The most remarkable aspect of her work is that, while all about Solnit, it is also about us as inhabitants of an endangered planet that still has great resources: nearly extinct species being revived, ecologically sound products and power sources being developed, eroding languages and cultures being preserved, and unselfish people devoting time and money to social, political and economic reform. A leader among them, Solnit employs a powerful tool for change: her books and essays.2 Solnit’s work will resonate with a wide range of readers, as she draws on her passion for art, literature, history, philosophy and the natural world. Foremost of her passions, the unknown, is Field Guide’s territory. The slim volume takes readers across the globe and through the tiniest tributaries of the human imagination.

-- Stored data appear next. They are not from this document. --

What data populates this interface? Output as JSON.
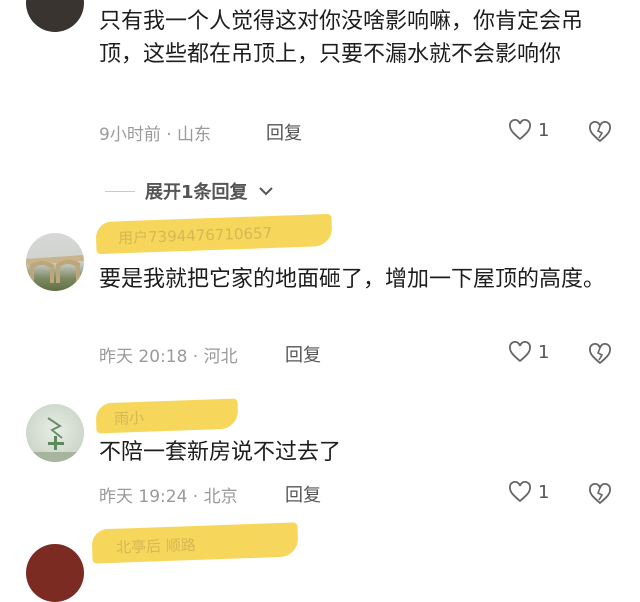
{
  "comments": [
    {
      "text": "只有我一个人觉得这对你没啥影响嘛，你肯定会吊顶，这些都在吊顶上，只要不漏水就不会影响你",
      "meta": "9小时前 · 山东",
      "reply_label": "回复",
      "likes": "1"
    },
    {
      "redacted_name": "用户7394476710657",
      "text": "要是我就把它家的地面砸了，增加一下屋顶的高度。",
      "meta": "昨天 20:18 · 河北",
      "reply_label": "回复",
      "likes": "1"
    },
    {
      "redacted_name": "雨小",
      "text": "不陪一套新房说不过去了",
      "meta": "昨天 19:24 · 北京",
      "reply_label": "回复",
      "likes": "1"
    },
    {
      "redacted_name": "北亭后 顺路"
    }
  ],
  "expand_replies": "展开1条回复",
  "colors": {
    "redaction": "#f7d454",
    "meta": "#9a9a9a"
  },
  "icons": {
    "like": "heart-outline-icon",
    "dislike": "broken-heart-icon",
    "expand": "chevron-down-icon"
  }
}
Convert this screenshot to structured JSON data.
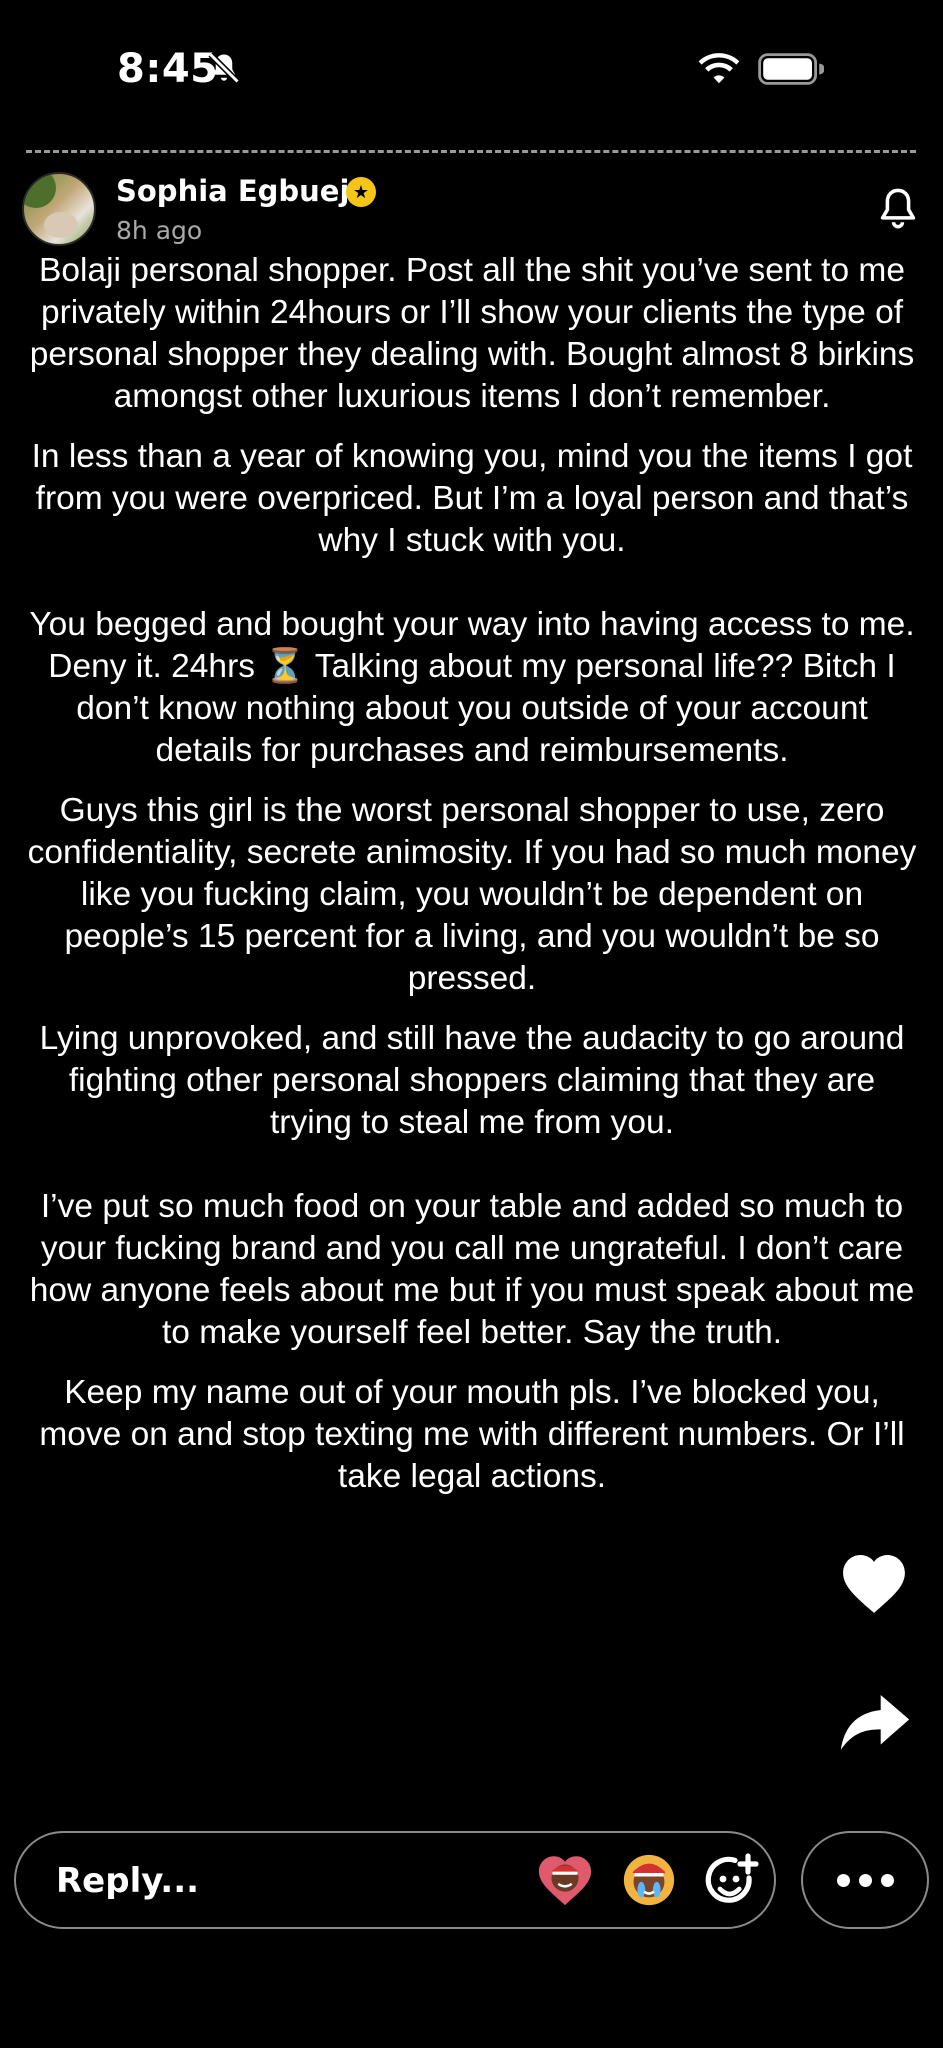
{
  "status_bar": {
    "time": "8:45",
    "icons": [
      "bell-slash-icon",
      "wifi-icon",
      "battery-icon"
    ]
  },
  "story": {
    "author": {
      "name": "Sophia Egbueje",
      "verified_icon": "star-badge-icon",
      "posted": "8h ago"
    },
    "subscribe_icon": "bell-icon",
    "paragraphs": [
      "Bolaji personal shopper. Post all the shit you’ve sent to me privately within 24hours or I’ll show your clients the type of personal shopper they dealing with. Bought almost 8 birkins amongst other luxurious items I don’t remember.",
      "In less than a year of knowing you, mind you the items I got from you were overpriced. But I’m a loyal person and that’s why I stuck with you.",
      "You begged and bought your way into having access to me. Deny it.  24hrs ⏳ Talking about my personal life?? Bitch I don’t know nothing about you outside of your account details for purchases and reimbursements.",
      "Guys this girl is the worst personal shopper to use, zero confidentiality, secrete animosity. If you had so much money like you fucking claim, you wouldn’t be dependent on people’s 15 percent for a living, and you wouldn’t be so pressed.",
      "Lying unprovoked, and still have the audacity to go around fighting other personal shoppers claiming that they are trying to steal me from you.",
      "I’ve put so much food on your table and added so much to your fucking brand and you call me ungrateful. I don’t care how anyone feels about me but if you must speak about me to make yourself feel better. Say the truth.",
      "Keep my name out of your mouth pls. I’ve blocked you, move on and stop texting me with different numbers. Or I’ll take legal actions."
    ]
  },
  "actions": {
    "like_icon": "heart-icon",
    "share_icon": "share-arrow-icon"
  },
  "reply": {
    "placeholder": "Reply...",
    "reaction_icons": [
      "bitmoji-heart-icon",
      "bitmoji-crying-icon",
      "add-reaction-icon"
    ],
    "more_icon": "more-dots-icon"
  },
  "colors": {
    "background": "#000000",
    "text": "#ffffff",
    "muted": "#a9a9a9",
    "verified": "#f5c518"
  }
}
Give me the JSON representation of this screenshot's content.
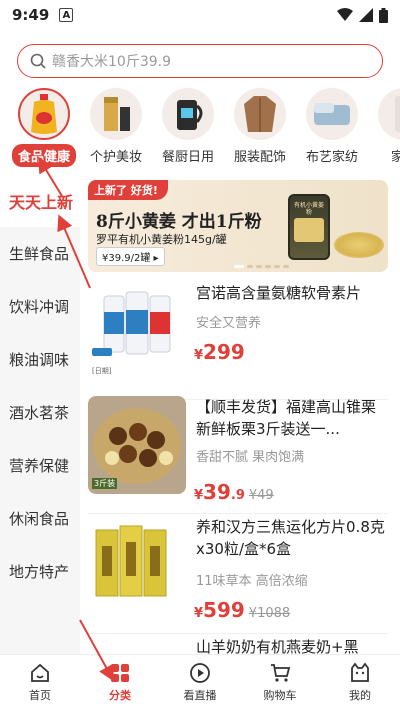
{
  "status": {
    "time": "9:49",
    "badge": "A"
  },
  "search": {
    "placeholder": "赣香大米10斤39.9"
  },
  "categories": [
    {
      "label": "食品健康"
    },
    {
      "label": "个护美妆"
    },
    {
      "label": "餐厨日用"
    },
    {
      "label": "服装配饰"
    },
    {
      "label": "布艺家纺"
    },
    {
      "label": "家电"
    }
  ],
  "sidebar": {
    "items": [
      {
        "label": "天天上新"
      },
      {
        "label": "生鲜食品"
      },
      {
        "label": "饮料冲调"
      },
      {
        "label": "粮油调味"
      },
      {
        "label": "酒水茗茶"
      },
      {
        "label": "营养保健"
      },
      {
        "label": "休闲食品"
      },
      {
        "label": "地方特产"
      }
    ]
  },
  "banner": {
    "tag": "上新了 好货!",
    "title": "8斤小黄姜 才出1斤粉",
    "subtitle": "罗平有机小黄姜粉145g/罐",
    "price": "¥39.9/2罐 ▸",
    "jar_label": "有机小黄姜粉"
  },
  "products": [
    {
      "name": "宫诺高含量氨糖软骨素片",
      "desc": "安全又营养",
      "currency": "¥",
      "price_int": "299",
      "price_dec": "",
      "orig": "",
      "thumb_label": "[日期]"
    },
    {
      "name": "【顺丰发货】福建高山锥栗新鲜板栗3斤装送一...",
      "desc": "香甜不腻 果肉饱满",
      "currency": "¥",
      "price_int": "39",
      "price_dec": ".9",
      "orig": "¥49",
      "thumb_label": "3斤装"
    },
    {
      "name": "养和汉方三焦运化方片0.8克x30粒/盒*6盒",
      "desc": "11味草本 高倍浓缩",
      "currency": "¥",
      "price_int": "599",
      "price_dec": "",
      "orig": "¥1088",
      "thumb_label": ""
    },
    {
      "name": "山羊奶奶有机燕麦奶+黑",
      "desc": "",
      "currency": "",
      "price_int": "",
      "price_dec": "",
      "orig": "",
      "thumb_label": ""
    }
  ],
  "tabs": [
    {
      "label": "首页",
      "icon": "home-icon"
    },
    {
      "label": "分类",
      "icon": "category-icon"
    },
    {
      "label": "看直播",
      "icon": "live-icon"
    },
    {
      "label": "购物车",
      "icon": "cart-icon"
    },
    {
      "label": "我的",
      "icon": "profile-icon"
    }
  ],
  "colors": {
    "accent": "#e0403a",
    "annotation": "#e0403a"
  }
}
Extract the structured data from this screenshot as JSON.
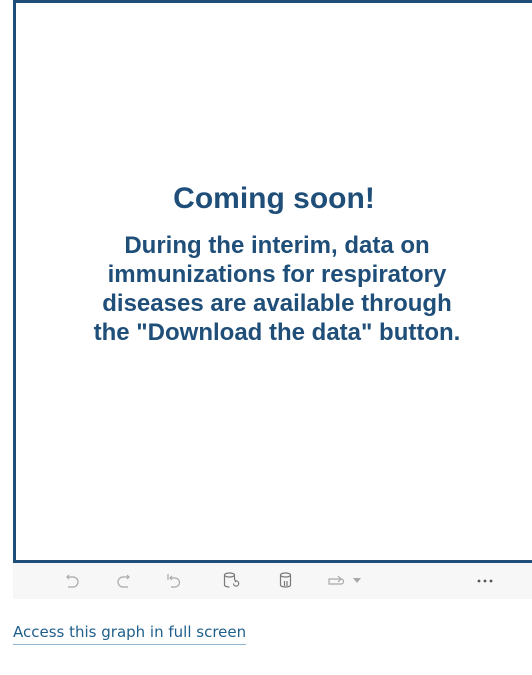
{
  "viz": {
    "title": "Coming soon!",
    "body": "During the interim, data on\nimmunizations for respiratory\ndiseases are available through\nthe \"Download the data\" button."
  },
  "toolbar": {
    "buttons": [
      {
        "icon": "undo-icon"
      },
      {
        "icon": "redo-icon"
      },
      {
        "icon": "revert-icon"
      },
      {
        "icon": "refresh-data-icon"
      },
      {
        "icon": "pause-updates-icon"
      },
      {
        "icon": "share-icon"
      },
      {
        "icon": "more-options-icon"
      }
    ]
  },
  "link": {
    "label": "Access this graph in full screen"
  },
  "colors": {
    "accent": "#1f4e79",
    "toolbar_bg": "#f7f7f7",
    "icon_gray": "#a9a9a9",
    "link": "#1f5f8b"
  }
}
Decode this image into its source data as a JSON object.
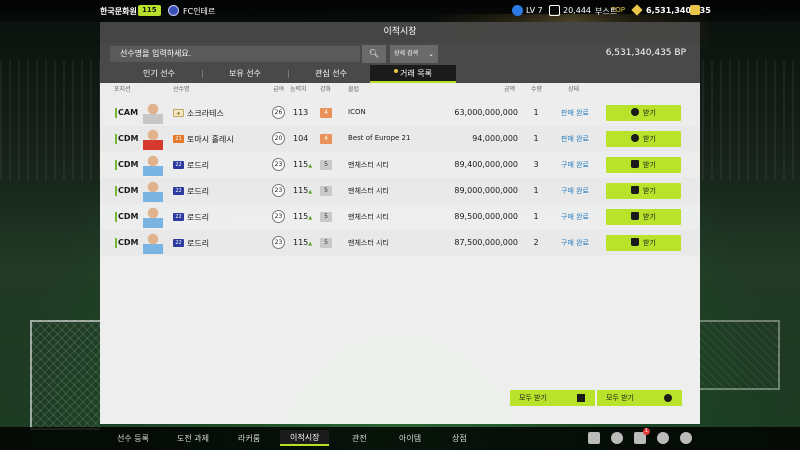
{
  "topbar": {
    "team_name": "한국문화원",
    "team_badge": "115",
    "club_name": "FC인테르",
    "level": "LV 7",
    "fc_points": "20,444",
    "boost_label": "부스트",
    "top_label": "TOP",
    "bp": "6,531,340,435"
  },
  "panel": {
    "title": "이적시장",
    "search_placeholder": "선수명을 입력하세요.",
    "detail_search_label": "상세 검색",
    "bp_total": "6,531,340,435 BP"
  },
  "tabs": [
    {
      "label": "인기 선수"
    },
    {
      "label": "보유 선수"
    },
    {
      "label": "관심 선수"
    },
    {
      "label": "거래 목록"
    }
  ],
  "table": {
    "headers": {
      "position": "포지션",
      "player": "선수명",
      "pay": "급여",
      "ability": "능력치",
      "enhance": "강화",
      "club": "클럽",
      "price": "금액",
      "qty": "수량",
      "status": "상태"
    },
    "rows": [
      {
        "position": "CAM",
        "season": "",
        "name": "소크라테스",
        "pay": "26",
        "ability": "113",
        "enhance": "4",
        "club": "ICON",
        "price": "63,000,000,000",
        "qty": "1",
        "status": "판매 완료",
        "receive": "받기",
        "receive_icon": "coin-icon"
      },
      {
        "position": "CDM",
        "season": "",
        "name": "토마시 홀레시",
        "pay": "20",
        "ability": "104",
        "enhance": "4",
        "club": "Best of Europe 21",
        "price": "94,000,000",
        "qty": "1",
        "status": "판매 완료",
        "receive": "받기",
        "receive_icon": "coin-icon"
      },
      {
        "position": "CDM",
        "season": "22",
        "name": "로드리",
        "pay": "23",
        "ability": "115",
        "enhance": "5",
        "club": "맨체스터 시티",
        "price": "89,400,000,000",
        "qty": "3",
        "status": "구매 완료",
        "receive": "받기",
        "receive_icon": "shirt-icon"
      },
      {
        "position": "CDM",
        "season": "22",
        "name": "로드리",
        "pay": "23",
        "ability": "115",
        "enhance": "5",
        "club": "맨체스터 시티",
        "price": "89,000,000,000",
        "qty": "1",
        "status": "구매 완료",
        "receive": "받기",
        "receive_icon": "shirt-icon"
      },
      {
        "position": "CDM",
        "season": "22",
        "name": "로드리",
        "pay": "23",
        "ability": "115",
        "enhance": "5",
        "club": "맨체스터 시티",
        "price": "89,500,000,000",
        "qty": "1",
        "status": "구매 완료",
        "receive": "받기",
        "receive_icon": "shirt-icon"
      },
      {
        "position": "CDM",
        "season": "22",
        "name": "로드리",
        "pay": "23",
        "ability": "115",
        "enhance": "5",
        "club": "맨체스터 시티",
        "price": "87,500,000,000",
        "qty": "2",
        "status": "구매 완료",
        "receive": "받기",
        "receive_icon": "shirt-icon"
      }
    ]
  },
  "footer": {
    "receive_all_players": "모두 받기",
    "receive_all_bp": "모두 받기"
  },
  "bottomnav": {
    "items": [
      {
        "label": "선수 등록"
      },
      {
        "label": "도전 과제"
      },
      {
        "label": "라커룸"
      },
      {
        "label": "이적시장"
      },
      {
        "label": "관전"
      },
      {
        "label": "아이템"
      },
      {
        "label": "상점"
      }
    ],
    "notif_count": "1"
  },
  "colors": {
    "accent": "#b9e32b",
    "status_blue": "#2a7fbf",
    "panel_bg": "#f4f4f4"
  }
}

But readers be warned: As fascinating (and addictive) as Solnit’s twists and turns prove to be, she prefers her travels unmapped. In Solnit’s view, mapped (accurately/erroneously) or imagined (consciously/in dream) itineraries are for breaching. Although kind when blasting short-sighted if well-meaning technological convenience, Solnit rebukes any diversion from individual responsibility for navigating through the world; for example GPS. She ponders the word “track,” or shul, referencing its meaning to Tibetans (a lingering mark of something vanished) and Jews (a place of worship).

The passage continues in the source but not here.